The performance of Multi-Modal AI Open AI’s GPT-3 model was widely considered to be state of the art when it was introduced in May 2020. GPT-3 sets a new standard for deep learning by generating imperceptible text from human-generated prose.
It’s amazing how much a year can change everything. Chinese researchers released Tuesday Wu Dao, a giant artificial intelligence that appears capable of nearly everything GPT-3 does, and so much more.
The first thing to note is that Wu Dao is massive. A full ten times more parameters than GPT-3 (essentially, the model’s self-selected coefficients) and 150 times more than Google’s Switch Transformer have been used to train the model.
A mix of Google experts and BAAI researchers developed an open-source learning framework when training a model on such a massive number of parameters quickly – Wu Dao 2.0 was released in only three months after Wu Dao 1.0.

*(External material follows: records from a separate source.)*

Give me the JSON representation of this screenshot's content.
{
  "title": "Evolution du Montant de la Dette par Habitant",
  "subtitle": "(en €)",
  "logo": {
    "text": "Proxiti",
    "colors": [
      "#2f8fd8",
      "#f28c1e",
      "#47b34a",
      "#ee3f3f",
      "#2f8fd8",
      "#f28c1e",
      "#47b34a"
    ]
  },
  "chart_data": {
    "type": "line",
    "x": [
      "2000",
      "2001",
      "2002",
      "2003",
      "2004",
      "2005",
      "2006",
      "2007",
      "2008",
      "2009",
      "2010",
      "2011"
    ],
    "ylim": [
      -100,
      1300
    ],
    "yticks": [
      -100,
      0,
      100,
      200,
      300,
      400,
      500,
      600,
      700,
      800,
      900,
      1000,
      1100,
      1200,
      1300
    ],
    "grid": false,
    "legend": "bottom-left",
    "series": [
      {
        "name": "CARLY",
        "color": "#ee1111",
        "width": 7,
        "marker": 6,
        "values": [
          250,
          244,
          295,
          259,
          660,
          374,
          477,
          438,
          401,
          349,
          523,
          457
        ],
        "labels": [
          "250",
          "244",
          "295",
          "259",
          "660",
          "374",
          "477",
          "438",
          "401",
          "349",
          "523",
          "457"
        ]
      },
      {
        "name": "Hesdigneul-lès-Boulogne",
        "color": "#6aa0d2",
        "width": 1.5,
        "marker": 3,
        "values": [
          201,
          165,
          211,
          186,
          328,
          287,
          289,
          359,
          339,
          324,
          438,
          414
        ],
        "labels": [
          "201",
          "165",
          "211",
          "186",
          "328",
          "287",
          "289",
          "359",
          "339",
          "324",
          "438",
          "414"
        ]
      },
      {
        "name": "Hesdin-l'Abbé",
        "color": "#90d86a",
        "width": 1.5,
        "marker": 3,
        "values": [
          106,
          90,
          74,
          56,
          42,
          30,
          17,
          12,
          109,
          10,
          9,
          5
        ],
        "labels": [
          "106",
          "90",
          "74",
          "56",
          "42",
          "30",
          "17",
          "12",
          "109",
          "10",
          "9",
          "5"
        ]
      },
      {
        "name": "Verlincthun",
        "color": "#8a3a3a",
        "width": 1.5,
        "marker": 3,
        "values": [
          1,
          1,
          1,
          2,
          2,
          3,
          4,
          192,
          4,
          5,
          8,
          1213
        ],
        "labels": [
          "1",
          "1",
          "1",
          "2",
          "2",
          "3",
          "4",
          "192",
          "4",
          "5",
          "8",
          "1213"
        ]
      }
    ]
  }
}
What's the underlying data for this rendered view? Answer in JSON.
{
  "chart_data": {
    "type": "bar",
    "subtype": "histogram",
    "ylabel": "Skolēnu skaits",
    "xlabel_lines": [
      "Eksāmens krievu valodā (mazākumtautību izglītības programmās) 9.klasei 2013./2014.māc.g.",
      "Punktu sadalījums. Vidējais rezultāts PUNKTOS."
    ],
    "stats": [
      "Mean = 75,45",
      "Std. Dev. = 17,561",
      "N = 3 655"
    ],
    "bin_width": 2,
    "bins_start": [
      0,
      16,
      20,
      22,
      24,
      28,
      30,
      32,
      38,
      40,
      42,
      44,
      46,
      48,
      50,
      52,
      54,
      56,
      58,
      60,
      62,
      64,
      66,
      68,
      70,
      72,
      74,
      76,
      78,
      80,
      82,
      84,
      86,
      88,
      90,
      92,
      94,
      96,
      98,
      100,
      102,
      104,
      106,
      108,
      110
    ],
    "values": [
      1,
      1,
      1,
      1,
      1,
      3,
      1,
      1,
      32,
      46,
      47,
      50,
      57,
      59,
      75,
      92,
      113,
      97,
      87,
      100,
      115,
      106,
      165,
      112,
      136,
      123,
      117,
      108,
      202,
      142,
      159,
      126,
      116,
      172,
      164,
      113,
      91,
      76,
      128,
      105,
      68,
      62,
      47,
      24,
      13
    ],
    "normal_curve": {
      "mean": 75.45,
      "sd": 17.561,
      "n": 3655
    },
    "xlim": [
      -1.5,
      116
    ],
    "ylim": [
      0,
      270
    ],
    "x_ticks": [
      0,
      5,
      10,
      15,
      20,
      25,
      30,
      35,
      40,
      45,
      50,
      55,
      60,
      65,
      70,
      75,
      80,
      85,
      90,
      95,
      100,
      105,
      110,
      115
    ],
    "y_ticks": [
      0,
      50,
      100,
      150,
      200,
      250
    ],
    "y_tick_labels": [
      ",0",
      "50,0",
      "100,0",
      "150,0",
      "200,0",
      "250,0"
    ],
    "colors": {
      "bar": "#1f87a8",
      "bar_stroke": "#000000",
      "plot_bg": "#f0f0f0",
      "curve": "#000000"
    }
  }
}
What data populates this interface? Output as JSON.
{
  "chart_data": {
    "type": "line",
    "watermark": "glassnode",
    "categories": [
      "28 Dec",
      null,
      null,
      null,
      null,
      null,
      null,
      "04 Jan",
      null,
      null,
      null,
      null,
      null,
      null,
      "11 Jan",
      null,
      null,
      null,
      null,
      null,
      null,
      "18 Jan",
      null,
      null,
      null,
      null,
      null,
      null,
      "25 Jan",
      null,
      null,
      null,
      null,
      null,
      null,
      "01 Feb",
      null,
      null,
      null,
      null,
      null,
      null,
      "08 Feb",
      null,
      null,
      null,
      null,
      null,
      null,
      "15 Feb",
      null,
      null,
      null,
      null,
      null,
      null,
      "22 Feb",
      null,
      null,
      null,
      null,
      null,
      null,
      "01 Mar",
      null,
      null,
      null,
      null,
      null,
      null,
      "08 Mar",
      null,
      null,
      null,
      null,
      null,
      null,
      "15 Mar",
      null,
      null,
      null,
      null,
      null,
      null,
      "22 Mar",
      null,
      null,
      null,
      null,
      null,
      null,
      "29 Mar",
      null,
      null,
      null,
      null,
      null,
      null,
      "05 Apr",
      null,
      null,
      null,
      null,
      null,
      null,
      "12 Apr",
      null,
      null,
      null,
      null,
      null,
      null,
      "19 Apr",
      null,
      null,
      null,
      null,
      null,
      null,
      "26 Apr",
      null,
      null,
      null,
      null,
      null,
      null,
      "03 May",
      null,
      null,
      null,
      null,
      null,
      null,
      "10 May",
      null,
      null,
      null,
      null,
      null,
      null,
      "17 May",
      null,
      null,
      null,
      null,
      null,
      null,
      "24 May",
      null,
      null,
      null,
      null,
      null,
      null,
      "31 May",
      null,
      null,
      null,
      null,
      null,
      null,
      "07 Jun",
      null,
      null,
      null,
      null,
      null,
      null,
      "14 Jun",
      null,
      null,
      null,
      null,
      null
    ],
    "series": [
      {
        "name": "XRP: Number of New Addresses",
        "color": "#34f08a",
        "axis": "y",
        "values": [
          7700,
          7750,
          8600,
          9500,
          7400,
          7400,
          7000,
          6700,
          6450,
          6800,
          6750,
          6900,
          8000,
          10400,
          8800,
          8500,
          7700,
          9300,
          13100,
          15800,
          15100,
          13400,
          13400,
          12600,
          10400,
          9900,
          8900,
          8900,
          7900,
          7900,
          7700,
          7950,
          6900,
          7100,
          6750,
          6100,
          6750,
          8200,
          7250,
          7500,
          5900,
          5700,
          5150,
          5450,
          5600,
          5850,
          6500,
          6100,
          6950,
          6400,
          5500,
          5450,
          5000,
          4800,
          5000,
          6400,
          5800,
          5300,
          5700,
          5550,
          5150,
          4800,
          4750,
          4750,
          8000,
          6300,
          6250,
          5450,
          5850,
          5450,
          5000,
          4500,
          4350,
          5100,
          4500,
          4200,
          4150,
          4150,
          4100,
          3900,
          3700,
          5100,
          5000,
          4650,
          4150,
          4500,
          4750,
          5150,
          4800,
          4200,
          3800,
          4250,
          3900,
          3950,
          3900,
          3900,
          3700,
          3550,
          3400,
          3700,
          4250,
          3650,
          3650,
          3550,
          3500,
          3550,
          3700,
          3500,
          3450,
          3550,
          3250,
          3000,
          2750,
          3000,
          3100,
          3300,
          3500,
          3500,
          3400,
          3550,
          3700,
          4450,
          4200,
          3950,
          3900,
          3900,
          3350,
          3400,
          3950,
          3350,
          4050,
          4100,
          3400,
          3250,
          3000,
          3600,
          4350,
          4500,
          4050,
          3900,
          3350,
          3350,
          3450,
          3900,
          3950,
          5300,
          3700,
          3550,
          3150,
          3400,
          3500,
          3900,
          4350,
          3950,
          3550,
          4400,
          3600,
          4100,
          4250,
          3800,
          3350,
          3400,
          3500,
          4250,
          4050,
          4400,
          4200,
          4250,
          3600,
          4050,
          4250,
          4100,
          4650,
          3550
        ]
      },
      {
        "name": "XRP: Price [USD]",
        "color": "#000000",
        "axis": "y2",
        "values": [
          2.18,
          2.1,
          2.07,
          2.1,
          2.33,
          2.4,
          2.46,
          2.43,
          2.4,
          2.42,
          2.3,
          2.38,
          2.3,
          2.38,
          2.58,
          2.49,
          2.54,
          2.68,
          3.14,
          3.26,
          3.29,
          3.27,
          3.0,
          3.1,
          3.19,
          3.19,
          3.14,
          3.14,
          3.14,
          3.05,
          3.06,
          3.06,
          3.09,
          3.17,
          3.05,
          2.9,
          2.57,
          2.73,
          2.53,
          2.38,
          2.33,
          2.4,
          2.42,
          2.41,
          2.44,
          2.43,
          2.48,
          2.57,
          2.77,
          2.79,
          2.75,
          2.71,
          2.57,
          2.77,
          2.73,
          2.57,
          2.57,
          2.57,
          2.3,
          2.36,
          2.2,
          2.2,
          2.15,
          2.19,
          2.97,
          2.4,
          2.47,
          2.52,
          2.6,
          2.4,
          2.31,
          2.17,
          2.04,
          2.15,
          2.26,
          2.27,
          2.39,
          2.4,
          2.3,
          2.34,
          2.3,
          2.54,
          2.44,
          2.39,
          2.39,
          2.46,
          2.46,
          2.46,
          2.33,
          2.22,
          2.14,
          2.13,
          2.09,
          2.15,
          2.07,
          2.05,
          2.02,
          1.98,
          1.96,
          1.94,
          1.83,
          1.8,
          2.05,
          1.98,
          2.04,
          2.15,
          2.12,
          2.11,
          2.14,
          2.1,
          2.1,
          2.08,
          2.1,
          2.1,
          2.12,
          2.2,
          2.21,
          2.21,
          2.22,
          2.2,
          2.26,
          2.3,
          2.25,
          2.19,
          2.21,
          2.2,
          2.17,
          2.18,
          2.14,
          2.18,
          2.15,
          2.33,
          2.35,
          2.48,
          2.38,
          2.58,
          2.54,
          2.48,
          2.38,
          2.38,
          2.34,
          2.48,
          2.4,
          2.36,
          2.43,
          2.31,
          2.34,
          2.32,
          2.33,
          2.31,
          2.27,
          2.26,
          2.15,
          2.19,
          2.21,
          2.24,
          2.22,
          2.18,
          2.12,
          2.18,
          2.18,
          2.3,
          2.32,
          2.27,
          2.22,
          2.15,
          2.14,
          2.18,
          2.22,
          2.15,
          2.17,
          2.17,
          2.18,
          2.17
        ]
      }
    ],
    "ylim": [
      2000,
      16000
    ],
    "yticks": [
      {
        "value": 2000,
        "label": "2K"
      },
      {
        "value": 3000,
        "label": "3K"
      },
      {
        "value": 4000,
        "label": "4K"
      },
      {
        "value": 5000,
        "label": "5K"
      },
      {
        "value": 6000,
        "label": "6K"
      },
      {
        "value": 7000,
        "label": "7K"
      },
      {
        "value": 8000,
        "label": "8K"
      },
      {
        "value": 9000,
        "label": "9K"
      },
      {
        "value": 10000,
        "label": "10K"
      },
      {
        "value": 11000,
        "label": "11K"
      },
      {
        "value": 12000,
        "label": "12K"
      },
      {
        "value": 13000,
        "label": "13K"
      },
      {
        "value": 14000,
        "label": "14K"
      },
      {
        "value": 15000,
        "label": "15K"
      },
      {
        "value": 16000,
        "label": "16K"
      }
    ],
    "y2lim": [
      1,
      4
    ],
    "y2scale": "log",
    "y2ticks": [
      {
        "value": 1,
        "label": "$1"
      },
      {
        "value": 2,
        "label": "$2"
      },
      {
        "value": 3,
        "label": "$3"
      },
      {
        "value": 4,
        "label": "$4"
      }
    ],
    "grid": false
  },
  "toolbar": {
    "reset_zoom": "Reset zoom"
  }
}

A system, referred to as , was developed. MOE Fast. By using PyTorch, the PyTorch-based system was able to train a model both on conventional GPUs and supercomputers.
As a result, FastMoE could function despite off-the-shelf hardware, such as a supercomputer cluster, at higher speeds than Google’s TPU-powered system.
A whole host of capabilities come along with that computing power. The majority of deep learning models focus on one thing: composing copy, creating fakes, recognizing faces, and winning.
According to their report, Wu Dao is multimodal, which is similar to Facebook’s anti-hate speech AI and to Google’s recently released similar to MUM issued in the BAAI lab’s annual conference on Tuesday.
In addition to generating texts in traditional Chinese, the model can also generate photorealistic images based on natural language descriptions, as well as write essays, poems, and couplets. He also demonstrated his ability to drive virtual sculptures (using Microsoft spinoff GeoIs) and predict the 3D structures of proteins like alpha fold.
During the conference on Tuesday, BAAI President Dr. Zhang Hongjiang said, “The path to artificial general intelligence is big models and big computers.” This is the foundation of the future of artificial intelligence. Data and computation in the mega with era power and mega models, we can transform data to power AI applications in the future.”